Par conclusions d'appelants notifiées le 22 décembre 2022, les époux [J] ont demandé à la cour, outre d'annuler et subsidiairement d'infirmer le jugement en ses chefs critiqués à la déclaration d'appel, d'annuler et subsidiairement d'infirmer les chefs du jugement les ayant déboutés de leur contestation et de leur demande fondée sur l'article 700 du code de procédure civile, et les ayant condamnés à verser au Crédit Foncier la somme de 1 800 au titre des frais irrépétibles.

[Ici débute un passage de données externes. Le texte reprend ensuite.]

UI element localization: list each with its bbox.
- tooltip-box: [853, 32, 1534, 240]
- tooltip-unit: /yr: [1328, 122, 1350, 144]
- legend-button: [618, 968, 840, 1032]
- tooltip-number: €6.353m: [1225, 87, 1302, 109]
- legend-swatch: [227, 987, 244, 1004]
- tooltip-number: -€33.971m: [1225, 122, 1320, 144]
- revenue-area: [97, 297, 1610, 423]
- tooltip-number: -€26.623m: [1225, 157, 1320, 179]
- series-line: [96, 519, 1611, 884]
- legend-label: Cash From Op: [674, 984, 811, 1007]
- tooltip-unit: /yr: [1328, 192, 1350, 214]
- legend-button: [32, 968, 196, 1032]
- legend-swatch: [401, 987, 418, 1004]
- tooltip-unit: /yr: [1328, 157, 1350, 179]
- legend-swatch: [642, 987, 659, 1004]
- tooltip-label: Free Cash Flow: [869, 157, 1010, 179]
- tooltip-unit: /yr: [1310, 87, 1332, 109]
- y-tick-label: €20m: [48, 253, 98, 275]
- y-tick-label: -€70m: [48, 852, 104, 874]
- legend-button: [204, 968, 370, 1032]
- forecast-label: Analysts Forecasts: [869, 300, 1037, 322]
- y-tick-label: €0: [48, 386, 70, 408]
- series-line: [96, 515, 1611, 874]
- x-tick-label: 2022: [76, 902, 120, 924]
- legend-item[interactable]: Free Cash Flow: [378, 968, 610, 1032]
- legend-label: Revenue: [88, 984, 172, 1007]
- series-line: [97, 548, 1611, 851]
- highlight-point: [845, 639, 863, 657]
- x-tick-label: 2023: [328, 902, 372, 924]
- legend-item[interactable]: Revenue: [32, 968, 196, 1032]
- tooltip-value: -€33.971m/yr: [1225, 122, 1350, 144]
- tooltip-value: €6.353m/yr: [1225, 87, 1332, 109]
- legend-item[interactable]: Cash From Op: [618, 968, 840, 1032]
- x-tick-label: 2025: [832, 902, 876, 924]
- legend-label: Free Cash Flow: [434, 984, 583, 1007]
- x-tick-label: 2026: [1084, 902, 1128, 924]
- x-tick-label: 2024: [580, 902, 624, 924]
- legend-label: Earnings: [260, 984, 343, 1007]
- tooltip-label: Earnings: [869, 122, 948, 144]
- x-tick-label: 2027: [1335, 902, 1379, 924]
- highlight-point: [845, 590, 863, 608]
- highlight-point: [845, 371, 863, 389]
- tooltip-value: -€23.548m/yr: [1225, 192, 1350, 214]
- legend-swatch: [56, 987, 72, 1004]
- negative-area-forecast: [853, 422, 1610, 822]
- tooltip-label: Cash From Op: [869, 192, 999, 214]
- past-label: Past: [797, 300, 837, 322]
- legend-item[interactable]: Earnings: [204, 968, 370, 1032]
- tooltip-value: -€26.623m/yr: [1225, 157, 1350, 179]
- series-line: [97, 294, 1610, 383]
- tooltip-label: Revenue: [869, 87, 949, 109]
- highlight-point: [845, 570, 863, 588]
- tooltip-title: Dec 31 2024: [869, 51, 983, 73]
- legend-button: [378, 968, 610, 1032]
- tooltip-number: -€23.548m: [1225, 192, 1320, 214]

Par conclusions d'incident transmises le 17 janvier 2023, auxquelles il convient de se reporter pour l'exposé détaillé de leurs prétentions et moyens, les époux [G], adjudicataires, ont demandé au président de la chambre de l'exécution :
- de prononcer l'irrecevabilité de l'appel des époux [J],
- de condamner les époux [J] à leur verser la somme de 2 000 euros au titre de l'article 700 du CPC ainsi qu'aux entiers dépens.
Au soutien de leurs prétentions, les époux [G] font valoir en substance :
- que selon les dispositions de l'article 901, 4° du code de procédure civile, la déclaration d'appel contient à peine de nullité les chefs du jugement expressément critiqués auquels l'appel est limité, sauf si l'appel tend à l'annulation du jugement ou si l'objet de l'appel est indivisible ; que la déclaration d'appel du 17 novembre 2022 était strictement limitée à la partie de la décision relative à l'adjudication ;
- que le jugement statuant sur l'adjudication est uniquement susceptible de pourvoi en cassation.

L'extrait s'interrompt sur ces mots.